2. Swaddle Your Baby for Nights and Naps
Swaddling reminds your baby of the embrace of the womb, and it also prevents upsetting flailing. Your baby may initially resist swaddling, but stick with it because once snug and contained, the other S’s can work their magic. And by reducing wild startles, swaddling reduces night wakings. It’s that simple. (Note: Swaddling should be hip safe and stopped once your baby can roll over swaddled.)
Babies are wriggly little creatures, so swaddling works best if you wrap the arms very snugly down — to prevent your little “Houdini” from sneaking out. Lots of parents master the “baby origami” of swaddling with a muslin blanket or use a pre-made sleep sack, like SleePea, Happiest Baby’s new 5-second swaddle.
3. Shushing = Sleep
All babies sleep better with rumbly white noise … and most parents do, too! That’s because it reminds them of their happy place — the womb!

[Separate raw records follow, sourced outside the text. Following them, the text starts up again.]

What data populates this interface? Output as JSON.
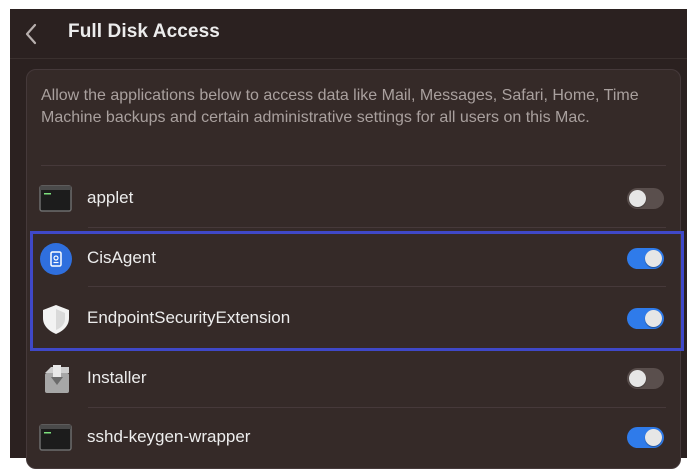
{
  "header": {
    "title": "Full Disk Access"
  },
  "description": "Allow the applications below to access data like Mail, Messages, Safari, Home, Time Machine backups and certain administrative settings for all users on this Mac.",
  "apps": [
    {
      "name": "applet",
      "icon": "terminal-icon",
      "enabled": false
    },
    {
      "name": "CisAgent",
      "icon": "cisagent-icon",
      "enabled": true
    },
    {
      "name": "EndpointSecurityExtension",
      "icon": "shield-icon",
      "enabled": true
    },
    {
      "name": "Installer",
      "icon": "installer-icon",
      "enabled": false
    },
    {
      "name": "sshd-keygen-wrapper",
      "icon": "terminal-icon",
      "enabled": true
    }
  ],
  "colors": {
    "background": "#2b2120",
    "panel": "#352a28",
    "toggle_on": "#2f7bea",
    "toggle_off": "#5a4f4d",
    "highlight": "#3f48c8"
  }
}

In a pregnant mom’s belly, there is constant sound — the blood whooshing through the uterine arteries — that’s as loud as a vacuum cleaner, 24/7. (I suggest using white noise for all baby sleep until at least the 1st birthday.)
4. Rock-a-Bye Baby
There’s a reason why lullabies talk about rocking. In fact, most of us fall asleep with rocking (think train, car, plane, hammocks). The only catch is pediatricians warn against sleeping in a swing or rocker, because a baby’s head can roll too far forward, causing suffocation. So, only rock your sleeping baby in your arms — or a smart sleeper, like SNOO, which provides safe motion on a flat surface.
5. Get Support
Most of today’s parents have it harder than ever because they have little or no help. Parents throughout history always had three to four “nannies” to help them (their mom, grandma, cousin, etc.). So don’t hesitate to ask a friend or relative to help out by caring for the baby, doing some chores or bringing over some food. I beg you, don’t feel guilty about it. You deserve it! And feeling guilty certainly won’t help you sleep!